Colab has no dedicated "Download as PDF" menu item. Two working approaches:

Option A, browser print (no install):

  1. File → Print (or Cmd/Ctrl+P).
  2. Set destination to Save as PDF and save.

This is instant and needs nothing, but long code lines can wrap or clip, and very long notebooks paginate roughly.

Option B, nbconvert with LaTeX in the runtime:

Colab runs on a fresh Linux VM, so you install LaTeX into the session first, then convert. In a code cell:

!apt-get install -y texlive texlive-xetex texlive-latex-extra pandoc
!jupyter nbconvert --to pdf /content/your-notebook.ipynb

verify against current runtime: apt-get package sets for a working XeLaTeX in Colab drift over time, and the install is large (several minutes). Run it yourself before publishing exact package names. Also confirm your notebook's path: files you upload usually land in /content/. If the notebook lives in Google Drive, mount Drive first with from google.colab import drive; drive.mount('/content/drive') and point nbconvert at the Drive path.

Option B gives the nicer LaTeX-typeset output but costs you a multi-minute install every session. For a one-off, Option A or a browser converter is faster.

Any environment: no install at all

If you do not want to fight LaTeX, install packages into a Colab runtime, or your machine is locked down, download the .ipynb and convert it in your browser with PDFMoka's ipynb to PDF converter. It renders code with syntax highlighting, keeps matplotlib and image outputs, and typesets math, and because it runs client-side, the notebook is never uploaded, which matters when cell outputs contain real data.

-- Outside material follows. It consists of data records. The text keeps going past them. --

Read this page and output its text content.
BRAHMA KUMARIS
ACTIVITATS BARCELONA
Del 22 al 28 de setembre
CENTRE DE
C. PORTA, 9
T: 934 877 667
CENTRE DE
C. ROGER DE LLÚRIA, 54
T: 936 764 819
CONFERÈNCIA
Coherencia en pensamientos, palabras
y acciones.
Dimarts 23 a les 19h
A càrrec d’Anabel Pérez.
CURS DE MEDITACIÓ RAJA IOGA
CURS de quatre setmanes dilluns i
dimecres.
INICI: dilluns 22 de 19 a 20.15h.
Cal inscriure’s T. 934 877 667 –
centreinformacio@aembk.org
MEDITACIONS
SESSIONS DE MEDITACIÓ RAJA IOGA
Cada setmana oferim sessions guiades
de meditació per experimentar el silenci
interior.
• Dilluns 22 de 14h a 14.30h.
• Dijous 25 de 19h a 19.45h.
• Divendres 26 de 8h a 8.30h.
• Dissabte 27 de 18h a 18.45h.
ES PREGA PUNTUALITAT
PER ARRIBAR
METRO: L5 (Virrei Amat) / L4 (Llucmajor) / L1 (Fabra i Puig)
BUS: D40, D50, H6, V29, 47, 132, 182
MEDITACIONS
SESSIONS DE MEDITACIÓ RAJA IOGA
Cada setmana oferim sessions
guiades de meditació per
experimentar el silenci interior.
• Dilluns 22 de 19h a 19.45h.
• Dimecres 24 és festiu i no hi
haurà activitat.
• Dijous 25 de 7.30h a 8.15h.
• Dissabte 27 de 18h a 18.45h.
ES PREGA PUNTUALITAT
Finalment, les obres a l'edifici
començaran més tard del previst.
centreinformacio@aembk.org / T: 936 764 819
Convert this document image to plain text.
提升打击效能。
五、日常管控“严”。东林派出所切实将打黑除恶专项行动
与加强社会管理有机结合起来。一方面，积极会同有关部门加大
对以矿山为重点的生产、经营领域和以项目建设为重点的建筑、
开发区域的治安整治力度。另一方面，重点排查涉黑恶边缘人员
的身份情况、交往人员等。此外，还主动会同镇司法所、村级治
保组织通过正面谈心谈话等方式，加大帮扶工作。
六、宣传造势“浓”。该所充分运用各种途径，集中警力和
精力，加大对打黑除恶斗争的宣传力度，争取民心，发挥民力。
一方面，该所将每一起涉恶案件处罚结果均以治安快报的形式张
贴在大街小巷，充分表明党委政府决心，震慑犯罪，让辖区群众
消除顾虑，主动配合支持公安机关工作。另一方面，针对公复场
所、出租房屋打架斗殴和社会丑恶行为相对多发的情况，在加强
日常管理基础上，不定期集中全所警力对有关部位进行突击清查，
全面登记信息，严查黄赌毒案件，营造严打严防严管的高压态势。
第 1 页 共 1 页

To get the raw .ipynb out of Colab first: File → Download → Download .ipynb.

Quick picker

  • You use VS Code: ... → Export → PDF.
  • You use JupyterLab/Jupyter and have LaTeX: File → Save and Export → PDF.
  • You use Jupyter and do NOT want LaTeX: export HTML, then print to PDF.
  • You use Colab, one-off: File → Print → Save as PDF.
  • You use Colab, want LaTeX quality: install TeX in the runtime, then nbconvert --to pdf.
  • No working toolchain / sensitive data: convert the .ipynb in your browser.